小論文は、文章力ではなく「言語化能力」を見る。幼少期からの環境で、決定的に差がつく力。

ここ数年、入試においては、従来の一般選抜に対して、総合型選抜、あるいは指定校選抜の受験が増える傾向にあります。

そうなると、重要性を増してくるのが「小論文」です。

この「小論文」もちろん学校によって出題はさまざまなパターンがありますが、意外と対策となると難しいものがあります。特に「国語(現国)が得意だから」という生徒が、案外苦戦することもあるんですね。

なぜ、国語が得意でも小論文でつまずくのか

なぜかといえば、小論文というのは、文章の巧さを問うものではなく、受験生の思考、活動の論理性を示すものだからです。
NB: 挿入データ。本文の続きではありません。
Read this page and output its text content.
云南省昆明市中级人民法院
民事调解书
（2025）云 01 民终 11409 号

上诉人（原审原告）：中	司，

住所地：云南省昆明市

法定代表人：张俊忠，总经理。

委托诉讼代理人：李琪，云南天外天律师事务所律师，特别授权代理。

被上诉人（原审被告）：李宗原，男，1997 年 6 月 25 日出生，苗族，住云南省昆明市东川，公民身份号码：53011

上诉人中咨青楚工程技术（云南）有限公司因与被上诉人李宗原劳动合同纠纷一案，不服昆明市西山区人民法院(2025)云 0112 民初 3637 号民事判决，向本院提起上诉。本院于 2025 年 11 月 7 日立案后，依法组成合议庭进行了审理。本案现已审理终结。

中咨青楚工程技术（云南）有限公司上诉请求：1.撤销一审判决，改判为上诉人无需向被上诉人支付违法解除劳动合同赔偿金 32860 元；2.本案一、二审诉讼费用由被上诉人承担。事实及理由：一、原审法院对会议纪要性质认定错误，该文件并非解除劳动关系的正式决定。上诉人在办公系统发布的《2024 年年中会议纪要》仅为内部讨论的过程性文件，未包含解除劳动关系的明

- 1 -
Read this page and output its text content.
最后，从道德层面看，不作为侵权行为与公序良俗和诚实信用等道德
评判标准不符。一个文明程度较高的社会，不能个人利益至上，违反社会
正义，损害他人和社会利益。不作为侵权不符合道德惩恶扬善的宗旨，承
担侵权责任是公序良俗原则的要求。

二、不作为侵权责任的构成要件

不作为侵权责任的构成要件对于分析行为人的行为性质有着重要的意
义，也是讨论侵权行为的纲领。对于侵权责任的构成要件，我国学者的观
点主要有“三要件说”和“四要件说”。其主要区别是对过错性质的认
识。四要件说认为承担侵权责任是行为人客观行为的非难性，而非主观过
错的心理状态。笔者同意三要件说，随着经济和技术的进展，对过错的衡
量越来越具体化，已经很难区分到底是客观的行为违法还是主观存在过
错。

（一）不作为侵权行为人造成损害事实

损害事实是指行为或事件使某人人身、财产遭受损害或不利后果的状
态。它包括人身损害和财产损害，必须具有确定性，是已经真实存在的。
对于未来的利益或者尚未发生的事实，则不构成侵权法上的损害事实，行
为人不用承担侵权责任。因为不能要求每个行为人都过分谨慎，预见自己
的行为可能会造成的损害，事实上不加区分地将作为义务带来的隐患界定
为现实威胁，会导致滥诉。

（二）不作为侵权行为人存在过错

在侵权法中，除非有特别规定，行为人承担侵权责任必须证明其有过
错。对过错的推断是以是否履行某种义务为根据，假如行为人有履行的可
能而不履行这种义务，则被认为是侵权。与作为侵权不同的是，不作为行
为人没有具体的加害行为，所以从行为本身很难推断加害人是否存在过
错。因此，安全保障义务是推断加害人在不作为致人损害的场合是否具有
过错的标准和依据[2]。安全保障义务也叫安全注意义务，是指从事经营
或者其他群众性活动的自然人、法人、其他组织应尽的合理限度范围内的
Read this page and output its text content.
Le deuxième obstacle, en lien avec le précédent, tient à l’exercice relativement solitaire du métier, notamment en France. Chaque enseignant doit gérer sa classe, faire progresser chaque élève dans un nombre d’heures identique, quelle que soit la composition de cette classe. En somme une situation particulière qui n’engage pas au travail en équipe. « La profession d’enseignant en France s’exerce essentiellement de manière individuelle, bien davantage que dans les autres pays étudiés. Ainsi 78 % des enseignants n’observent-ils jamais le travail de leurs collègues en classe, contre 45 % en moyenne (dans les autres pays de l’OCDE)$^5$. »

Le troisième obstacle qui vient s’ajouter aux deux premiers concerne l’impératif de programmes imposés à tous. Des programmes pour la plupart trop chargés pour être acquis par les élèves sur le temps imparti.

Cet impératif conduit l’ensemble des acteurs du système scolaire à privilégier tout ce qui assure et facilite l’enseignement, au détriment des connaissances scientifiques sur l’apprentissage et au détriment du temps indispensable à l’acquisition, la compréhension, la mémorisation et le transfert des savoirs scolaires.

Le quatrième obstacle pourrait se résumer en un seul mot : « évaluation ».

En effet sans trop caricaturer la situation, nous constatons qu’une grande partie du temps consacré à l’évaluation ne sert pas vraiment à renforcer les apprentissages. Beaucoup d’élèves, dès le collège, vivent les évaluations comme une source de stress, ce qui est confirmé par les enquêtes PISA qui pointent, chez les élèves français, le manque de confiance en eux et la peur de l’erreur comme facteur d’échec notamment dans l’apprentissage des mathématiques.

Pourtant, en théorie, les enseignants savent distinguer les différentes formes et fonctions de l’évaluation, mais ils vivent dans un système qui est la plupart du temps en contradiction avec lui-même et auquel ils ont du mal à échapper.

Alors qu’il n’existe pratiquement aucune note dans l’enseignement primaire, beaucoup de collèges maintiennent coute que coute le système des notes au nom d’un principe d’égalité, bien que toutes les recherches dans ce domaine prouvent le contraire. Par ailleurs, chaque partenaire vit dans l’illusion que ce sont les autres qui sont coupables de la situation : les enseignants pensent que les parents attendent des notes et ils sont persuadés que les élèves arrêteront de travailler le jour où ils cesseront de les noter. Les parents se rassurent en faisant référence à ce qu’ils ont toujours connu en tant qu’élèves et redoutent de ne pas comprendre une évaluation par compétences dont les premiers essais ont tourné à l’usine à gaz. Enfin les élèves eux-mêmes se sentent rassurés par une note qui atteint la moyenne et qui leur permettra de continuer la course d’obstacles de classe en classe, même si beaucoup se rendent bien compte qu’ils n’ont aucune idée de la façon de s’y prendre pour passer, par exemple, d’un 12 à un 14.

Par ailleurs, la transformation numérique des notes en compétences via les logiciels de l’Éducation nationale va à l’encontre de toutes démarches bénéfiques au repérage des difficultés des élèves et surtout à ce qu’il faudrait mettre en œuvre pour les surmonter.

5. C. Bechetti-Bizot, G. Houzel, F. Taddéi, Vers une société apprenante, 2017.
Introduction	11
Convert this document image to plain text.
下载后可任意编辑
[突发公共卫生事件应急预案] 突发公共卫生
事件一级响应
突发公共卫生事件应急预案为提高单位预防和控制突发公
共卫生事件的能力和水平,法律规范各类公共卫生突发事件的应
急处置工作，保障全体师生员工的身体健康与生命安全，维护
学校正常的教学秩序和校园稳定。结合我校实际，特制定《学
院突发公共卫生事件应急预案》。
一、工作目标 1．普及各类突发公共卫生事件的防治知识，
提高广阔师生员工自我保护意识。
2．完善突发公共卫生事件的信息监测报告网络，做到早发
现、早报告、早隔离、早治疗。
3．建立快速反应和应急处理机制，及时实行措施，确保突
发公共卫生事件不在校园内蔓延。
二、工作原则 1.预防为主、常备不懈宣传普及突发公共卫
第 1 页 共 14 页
もちろん、原稿用紙の使い方、誤字脱字をなくすといった当たり前のこと──意外とこれができない人が多いんです──から学ぶことにはなりますが、大事なのは、自分の考えを過不足なく相手に伝えることができるかどうか、という部分になります。

「ムシャクシャしていた」では、小論文は書けない。

よくニュースなどで、事件の犯人が「ムシャクシャしていた」「イライラしていた」と事件の動機を話しているのを聞くことがありませんか?

この「ムシャクシャ」だとか「イライラ」というのは、自分が持っている不満や鬱憤を言語化できず、言語化できないから余計に増幅させ、最終的には突発的な行動に出てしまう、ということが多いわけです。

逆に、「ムシャクシャ」や「イライラ」を言語化することができれば、解決策や対応力も生まれ、自己解決ができるわけですね。

つまり、小論文というものは、文章力そのものというより、考えを言語化できるかどうかという部分を見ることが多いわけです。

「言語化能力」は、幼少期の環境で決まる

そしてこの「言語化能力」というのは、ものすごく個人差が大きい。いわゆる高偏差値の進学校に通っている生徒でも、これが本当に弱い人が多いのです。

よく「センス」という言葉を使いますが、持って生まれた資質ではなく、育ってきた環境で養っていくものなので、少しでも早く身につけさせることが大切になってきます。

例えば、幼児期におもちゃをねだった時に、「どうしてそのおもちゃが欲しいの?」と聞かれてきた子どもは、必死に理由を考えますよね。最初は「どうしても!」と強弁するかもしれません。ですがそこを許さずに接すると、嫌でも理由を考える。これが「論理性」なんです。

小論文という、人生への問い

受験の小論文は、言い換えれば「どうしてうちの大学に来たいの?」と聞かれているようなもの。

そこに、相手が納得、あるいは歓迎するような文章をあてることができるか。そのためにも、早いうちから進路について考えておくことは、大事ですね。